Dalam penilain Bambang, Jokowi sulit memenuhi harapan publik karena mendapat gangguan dari partai pendukungnya.

"Jokowi baru bisa menyenangkan para pendukungnya dengan memberikan kursi empuk. Rupanya pembagian kursi tidak buat lega pendukungnya, justru cakar-cakaran," ungkap Bambang seperti diberitakan Kompas.com.

Kalangan pengusaha senada dengan partai.
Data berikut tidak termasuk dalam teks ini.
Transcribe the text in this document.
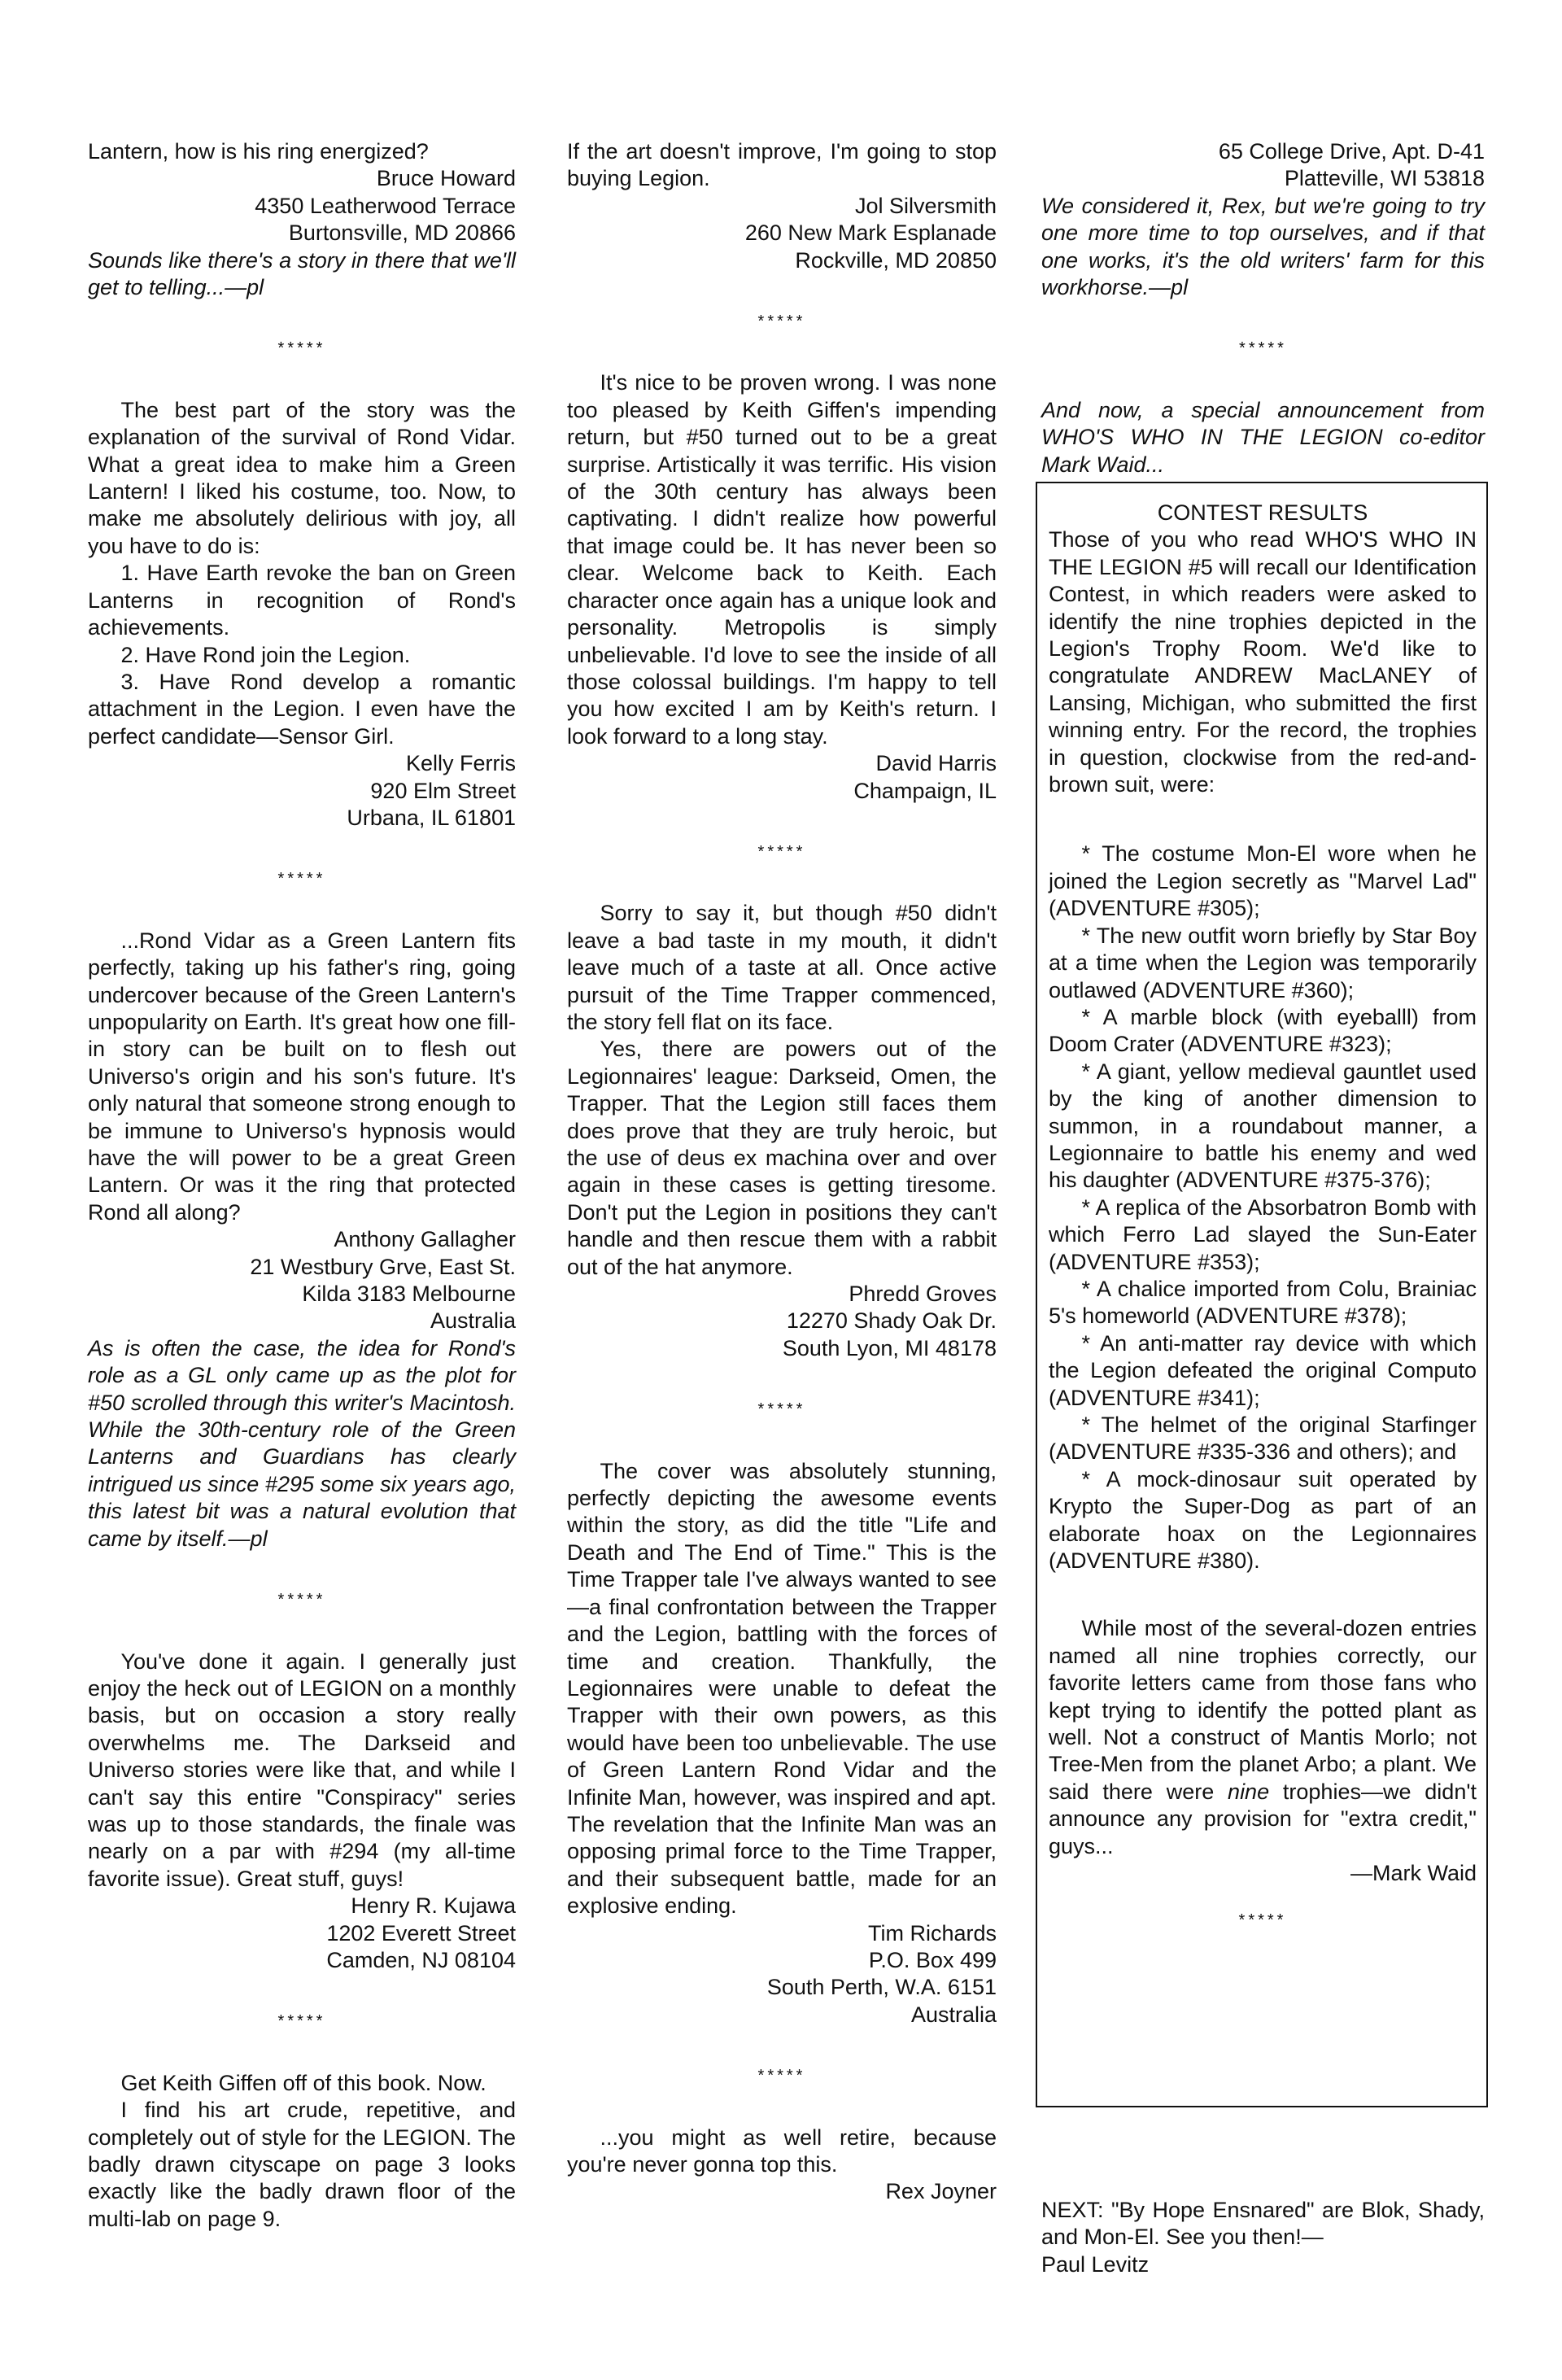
Lantern, how is his ring energized?

Bruce Howard

4350 Leatherwood Terrace

Burtonsville, MD 20866

Sounds like there's a story in there that we'll get to telling...—pl

*****

The best part of the story was the explanation of the survival of Rond Vidar. What a great idea to make him a Green Lantern! I liked his costume, too. Now, to make me absolutely delirious with joy, all you have to do is:

1. Have Earth revoke the ban on Green Lanterns in recognition of Rond's achievements.

2. Have Rond join the Legion.

3. Have Rond develop a romantic attachment in the Legion. I even have the perfect candidate—Sensor Girl.

Kelly Ferris

920 Elm Street

Urbana, IL 61801

*****

...Rond Vidar as a Green Lantern fits perfectly, taking up his father's ring, going undercover because of the Green Lantern's unpopularity on Earth. It's great how one fill-in story can be built on to flesh out Universo's origin and his son's future. It's only natural that someone strong enough to be immune to Universo's hypnosis would have the will power to be a great Green Lantern. Or was it the ring that protected Rond all along?

Anthony Gallagher

21 Westbury Grve, East St.

Kilda 3183 Melbourne

Australia

As is often the case, the idea for Rond's role as a GL only came up as the plot for #50 scrolled through this writer's Macintosh. While the 30th-century role of the Green Lanterns and Guardians has clearly intrigued us since #295 some six years ago, this latest bit was a natural evolution that came by itself.—pl

*****

You've done it again. I generally just enjoy the heck out of LEGION on a monthly basis, but on occasion a story really overwhelms me. The Darkseid and Universo stories were like that, and while I can't say this entire "Conspiracy" series was up to those standards, the finale was nearly on a par with #294 (my all-time favorite issue). Great stuff, guys!

Henry R. Kujawa

1202 Everett Street

Camden, NJ 08104

*****

Get Keith Giffen off of this book. Now.

I find his art crude, repetitive, and completely out of style for the LEGION. The badly drawn cityscape on page 3 looks exactly like the badly drawn floor of the multi-lab on page 9.

If the art doesn't improve, I'm going to stop buying Legion.

Jol Silversmith

260 New Mark Esplanade

Rockville, MD 20850

*****

It's nice to be proven wrong. I was none too pleased by Keith Giffen's impending return, but #50 turned out to be a great surprise. Artistically it was terrific. His vision of the 30th century has always been captivating. I didn't realize how powerful that image could be. It has never been so clear. Welcome back to Keith. Each character once again has a unique look and personality. Metropolis is simply unbelievable. I'd love to see the inside of all those colossal buildings. I'm happy to tell you how excited I am by Keith's return. I look forward to a long stay.

David Harris

Champaign, IL

*****

Sorry to say it, but though #50 didn't leave a bad taste in my mouth, it didn't leave much of a taste at all. Once active pursuit of the Time Trapper commenced, the story fell flat on its face.

Yes, there are powers out of the Legionnaires' league: Darkseid, Omen, the Trapper. That the Legion still faces them does prove that they are truly heroic, but the use of deus ex machina over and over again in these cases is getting tiresome. Don't put the Legion in positions they can't handle and then rescue them with a rabbit out of the hat anymore.

Phredd Groves

12270 Shady Oak Dr.

South Lyon, MI 48178

*****

The cover was absolutely stunning, perfectly depicting the awesome events within the story, as did the title "Life and Death and The End of Time." This is the Time Trapper tale I've always wanted to see—a final confrontation between the Trapper and the Legion, battling with the forces of time and creation. Thankfully, the Legionnaires were unable to defeat the Trapper with their own powers, as this would have been too unbelievable. The use of Green Lantern Rond Vidar and the Infinite Man, however, was inspired and apt. The revelation that the Infinite Man was an opposing primal force to the Time Trapper, and their subsequent battle, made for an explosive ending.

Tim Richards

P.O. Box 499

South Perth, W.A. 6151

Australia

*****

...you might as well retire, because you're never gonna top this.

Rex Joyner

65 College Drive, Apt. D-41

Platteville, WI 53818

We considered it, Rex, but we're going to try one more time to top ourselves, and if that one works, it's the old writers' farm for this workhorse.—pl

*****

And now, a special announcement from WHO'S WHO IN THE LEGION co-editor Mark Waid...

CONTEST RESULTS

Those of you who read WHO'S WHO IN THE LEGION #5 will recall our Identification Contest, in which readers were asked to identify the nine trophies depicted in the Legion's Trophy Room. We'd like to congratulate ANDREW MacLANEY of Lansing, Michigan, who submitted the first winning entry. For the record, the trophies in question, clockwise from the red-and-brown suit, were:

* The costume Mon-El wore when he joined the Legion secretly as "Marvel Lad" (ADVENTURE #305);

* The new outfit worn briefly by Star Boy at a time when the Legion was temporarily outlawed (ADVENTURE #360);

* A marble block (with eyeballl) from Doom Crater (ADVENTURE #323);

* A giant, yellow medieval gauntlet used by the king of another dimension to summon, in a roundabout manner, a Legionnaire to battle his enemy and wed his daughter (ADVENTURE #375-376);

* A replica of the Absorbatron Bomb with which Ferro Lad slayed the Sun-Eater (ADVENTURE #353);

* A chalice imported from Colu, Brainiac 5's homeworld (ADVENTURE #378);

* An anti-matter ray device with which the Legion defeated the original Computo (ADVENTURE #341);

* The helmet of the original Starfinger (ADVENTURE #335-336 and others); and

* A mock-dinosaur suit operated by Krypto the Super-Dog as part of an elaborate hoax on the Legionnaires (ADVENTURE #380).

While most of the several-dozen entries named all nine trophies correctly, our favorite letters came from those fans who kept trying to identify the potted plant as well. Not a construct of Mantis Morlo; not Tree-Men from the planet Arbo; a plant. We said there were nine trophies—we didn't announce any provision for "extra credit," guys...

—Mark Waid

*****

NEXT: "By Hope Ensnared" are Blok, Shady, and Mon-El. See you then!—

Paul Levitz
Pelaksana Harian Ketua Umum Kadin Paradigma Baru, Zainal Bintang mengungkapkan, kalangan industri sangat terbebani pungutan pajak yang terlalu tinggi. Beban ini ditambah peluang impor yang terlampau besar.

Regulasi yang melahirkan kondisi ini, kata Zainal, perlu direvisi. Industri substitusi impor di dalam negeri perlu didorong sehingga ketergantungan Indonesia pada impor berkurang.

"Masih ada regulasi yang tidak pas untuk dijalankan ke bawah. Makanya Kadin ke depan akan mengaudit semua regulasi yang tidak berpihak kepada rakyat," ujarnya di Jakarta, Ahad (18/10).

"Jadi pekerjaan rumah yang penting adalah membangun industri dari hulu sampai hilir di dalam negeri supaya dapat mengurangi tekanan impor dan menyelamatkan devisa saat kebutuhan manufaktur meningkat," kata dia kepada Liputan6.

Ketidakpuasan juga disampaikan kalangan LSM. Salah satu sebabnya karena Jokowi dinilai tak otonom dalam memilih menteri. Hal itu diungkapkan Koordinator Divisi Monitoring dan Peradilan Indonesia Corruption Watch (ICW) Emerson Yuntho.

Kata dia, memilih menteri saja harus menghadap ketua Umum PDIP. Posisi Jokowi yang semi otonom ini, membuat presiden sulit bergerak. ''Kami berharap jokowi lepas dari bayang-bayang ketua umum partai. Kalau masih dalam bayang-bayang partai, harus ada evaluasi secara menyeluruh,'' ujar dia, dikutip Republika.